Phthisis was a common, incurable, and fatal disease; immediately recognizable because of the sufferer’s symptoms of paleness, coughing, spitting blood, and wasting away (e.g., Hippocrates, Prorrhetic 2.2). Often considered divine retribution for religious transgression and associated with moral impropriety and vices in philosophical texts (set as the bodily counterpart to a thoroughly corrupted and incurable soul e.g., Aristotle, Nicomachean Ethics 1150b), consumption carried stigma in the general population. These connotations combined with entrenched concepts of an individual’s miasma as a polluting force on the collective (Parker 1983) led the Hippocratic authors who eschewed supernatural explanations of medical phenomena, to deny the empirical observation of human-to-human transmission of phthisis.
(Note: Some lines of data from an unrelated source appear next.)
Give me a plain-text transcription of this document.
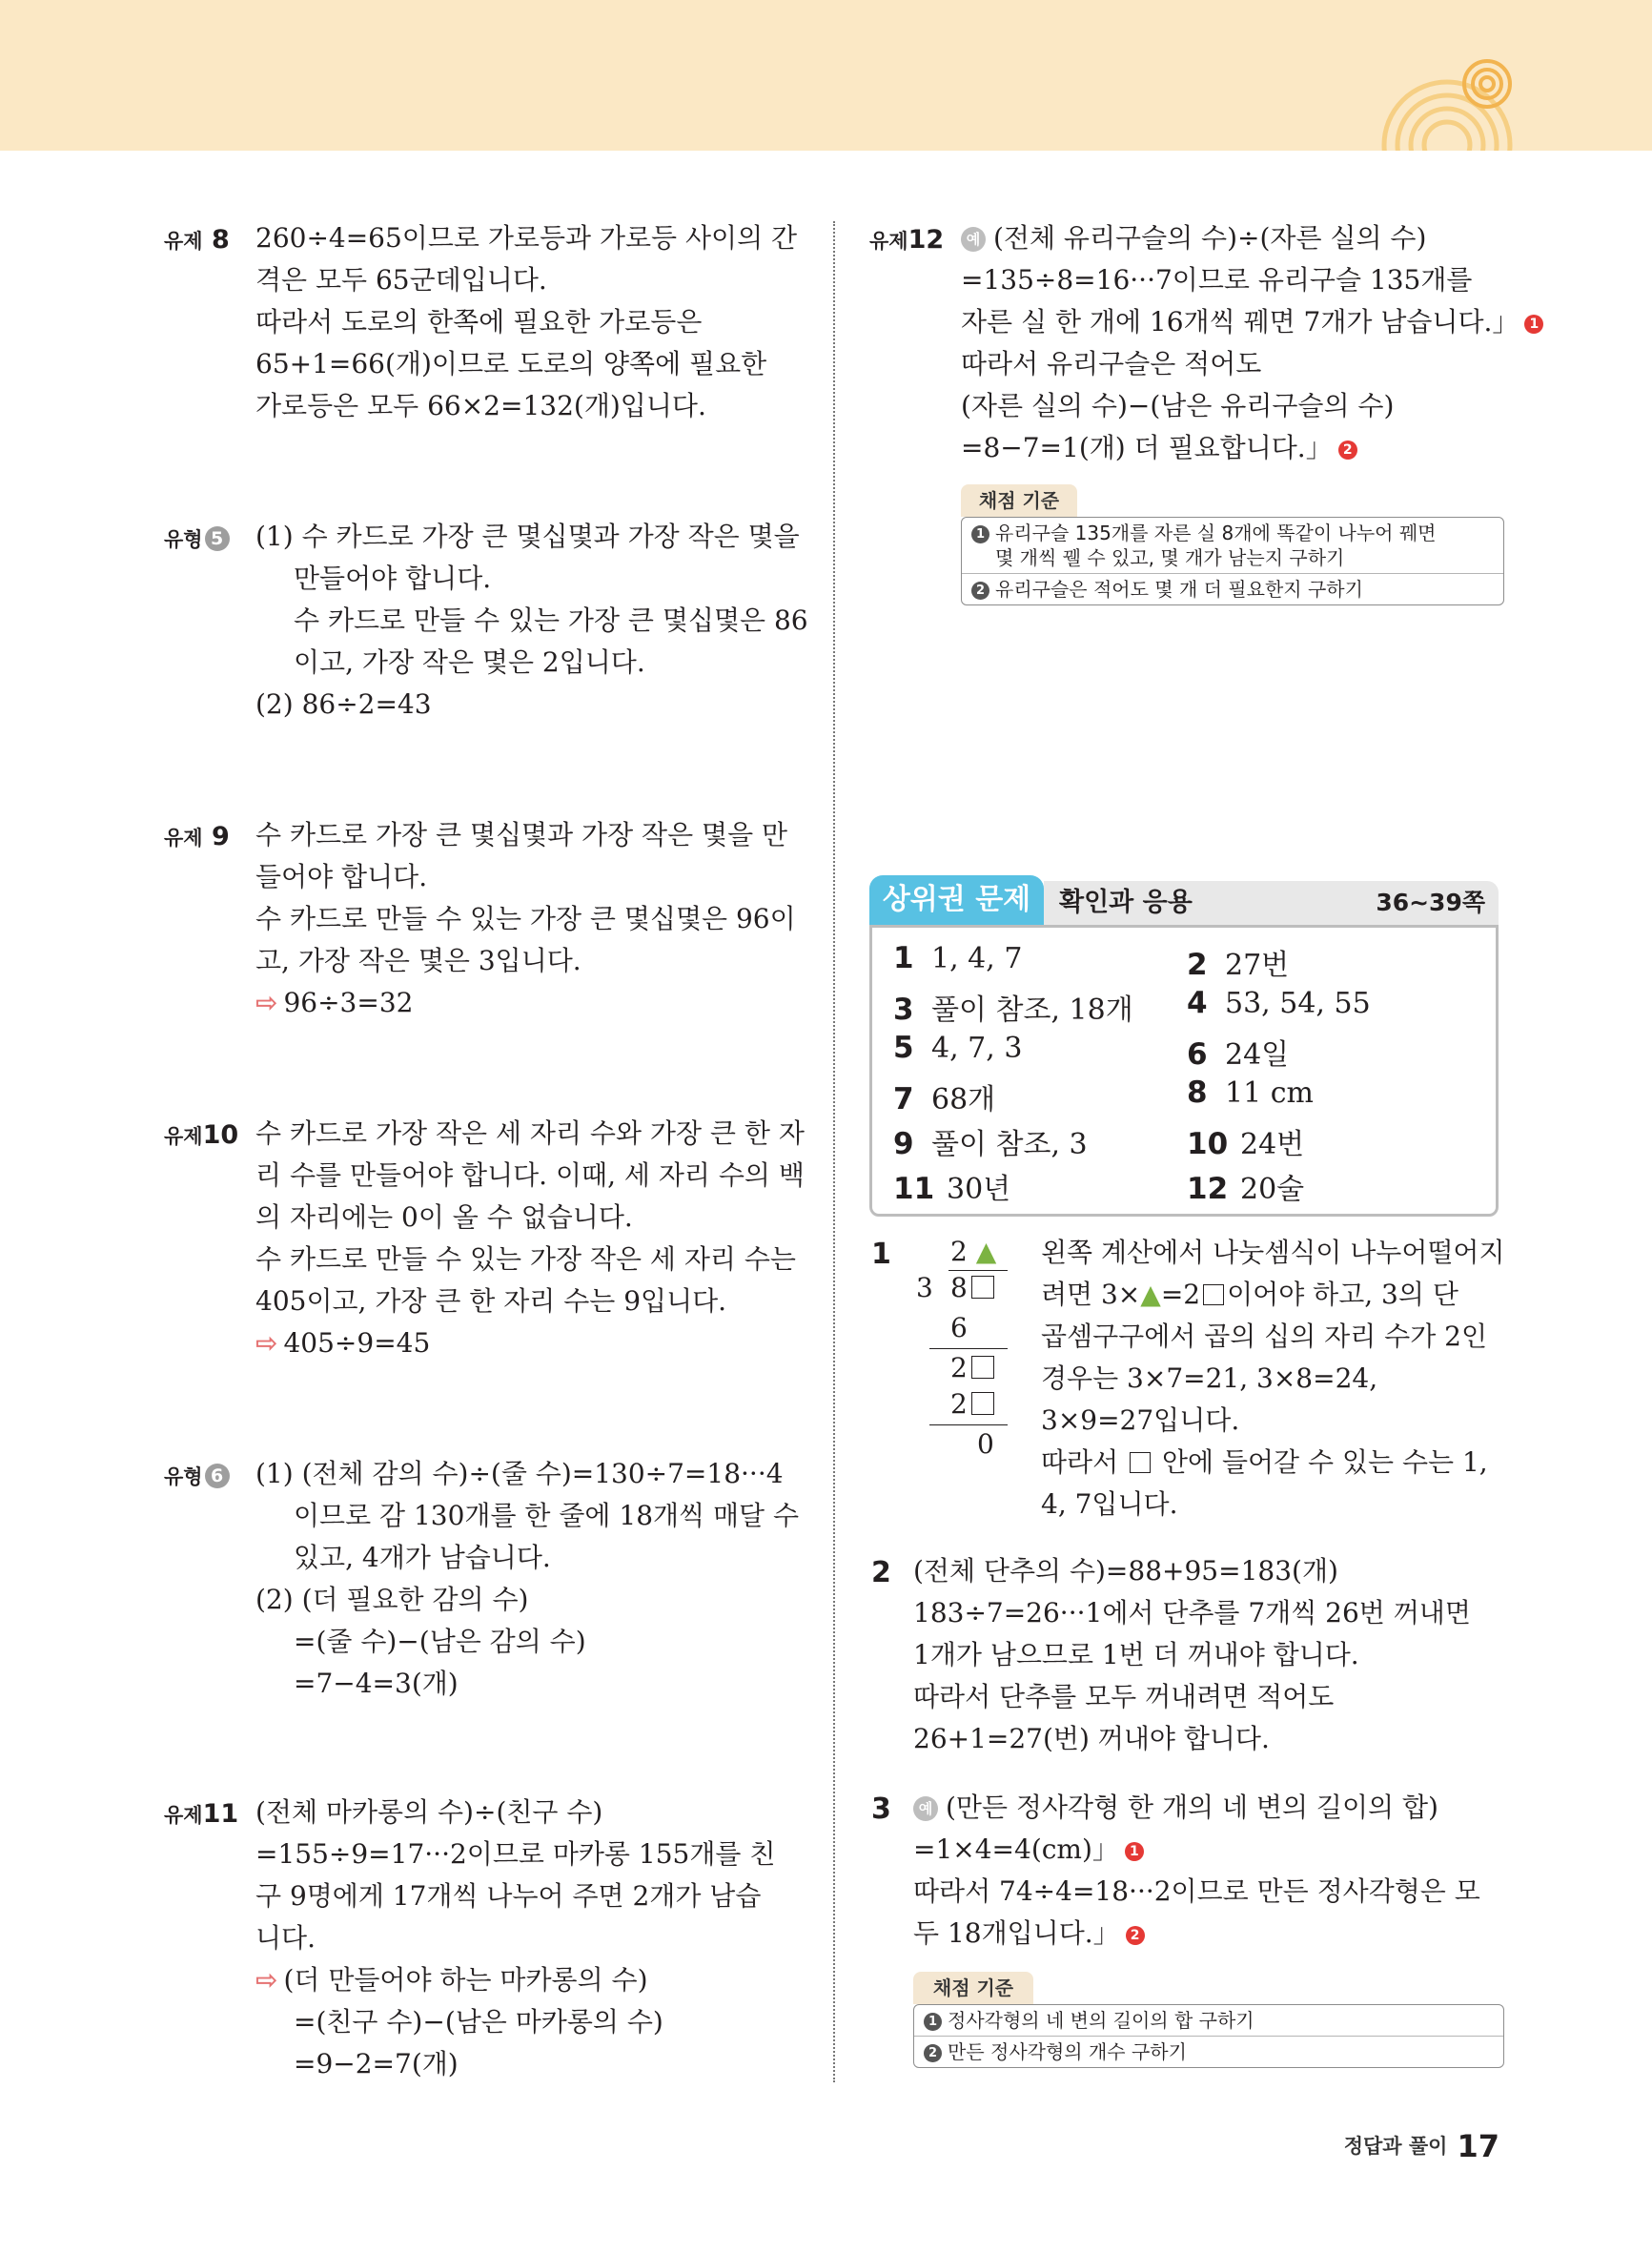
유제 8 260÷4=65이므로 가로등과 가로등 사이의 간
격은 모두 65군데입니다.
따라서 도로의 한쪽에 필요한 가로등은
65+1=66(개)이므로 도로의 양쪽에 필요한
가로등은 모두 66×2=132(개)입니다.
유형 5 (1) 수 카드로 가장 큰 몇십몇과 가장 작은 몇을
만들어야 합니다.
수 카드로 만들 수 있는 가장 큰 몇십몇은 86
이고, 가장 작은 몇은 2입니다.
(2) 86÷2=43
유제 9 수 카드로 가장 큰 몇십몇과 가장 작은 몇을 만
들어야 합니다.
수 카드로 만들 수 있는 가장 큰 몇십몇은 96이
고, 가장 작은 몇은 3입니다.
⇨ 96÷3=32
유제10 수 카드로 가장 작은 세 자리 수와 가장 큰 한 자
리 수를 만들어야 합니다. 이때, 세 자리 수의 백
의 자리에는 0이 올 수 없습니다.
수 카드로 만들 수 있는 가장 작은 세 자리 수는
405이고, 가장 큰 한 자리 수는 9입니다.
⇨ 405÷9=45
유형 6 (1) (전체 감의 수)÷(줄 수)=130÷7=18···4
이므로 감 130개를 한 줄에 18개씩 매달 수
있고, 4개가 남습니다.
(2) (더 필요한 감의 수)
=(줄 수)−(남은 감의 수)
=7−4=3(개)
유제11 (전체 마카롱의 수)÷(친구 수)
=155÷9=17···2이므로 마카롱 155개를 친
구 9명에게 17개씩 나누어 주면 2개가 남습
니다.
⇨ (더 만들어야 하는 마카롱의 수)
=(친구 수)−(남은 마카롱의 수)
=9−2=7(개)
유제12	예 (전체 유리구슬의 수)÷(자른 실의 수)
=135÷8=16···7이므로 유리구슬 135개를
자른 실 한 개에 16개씩 꿰면 7개가 남습니다.」 1
따라서 유리구슬은 적어도
(자른 실의 수)−(남은 유리구슬의 수)
=8−7=1(개) 더 필요합니다.」 2
채점 기준
1 유리구슬 135개를 자른 실 8개에 똑같이 나누어 꿰면
몇 개씩 꿸 수 있고, 몇 개가 남는지 구하기
2 유리구슬은 적어도 몇 개 더 필요한지 구하기
상위권 문제	확인과 응용	36~39쪽
1 1, 4, 7	2 27번
3 풀이 참조, 18개 4 53, 54, 55
5 4, 7, 3	6 24일
7 68개	8 11 cm
9 풀이 참조, 3	10 24번
11 30년	12 20술
1 2 ▲
3 8
6
2
2
0
왼쪽 계산에서 나눗셈식이 나누어떨어지
려면 3×▲=2 이어야 하고, 3의 단
곱셈구구에서 곱의 십의 자리 수가 2인
경우는 3×7=21, 3×8=24,
3×9=27입니다.
따라서 안에 들어갈 수 있는 수는 1,
4, 7입니다.
2 (전체 단추의 수)=88+95=183(개)
183÷7=26···1에서 단추를 7개씩 26번 꺼내면
1개가 남으므로 1번 더 꺼내야 합니다.
따라서 단추를 모두 꺼내려면 적어도
26+1=27(번) 꺼내야 합니다.
3	예 (만든 정사각형 한 개의 네 변의 길이의 합)
=1×4=4(cm)」 1
따라서 74÷4=18···2이므로 만든 정사각형은 모
두 18개입니다.」 2
채점 기준
1 정사각형의 네 변의 길이의 합 구하기
2 만든 정사각형의 개수 구하기
정답과 풀이 17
For them, contagion was a concept so deeply associated with magico-religious explanations of the world that they instead focused on framing their understanding within theories of individualized nosology, heredity, environmental influences on an individual’s humoral constitutions and their susceptibility to the disease. They relied on explanation through perceivable forces, e.g., smell, since noxious effluvia, sputa and other excreta were the diagnostic hallmarks of consumption. The doctor’s priority was pragmatic: to treat the patient. Knowledge of transmissibility (e.g., in plague times) resulted in ethically unacceptable consequences such as abandoning care for the sick altogether (Thucydides, Hist. 2.51). By undertaking a case study of one of the few diseases that was occasionally considered transmissible, we gain greater insight into the theoretical, practical, and ethical underpinnings of contagion understanding in antiquity.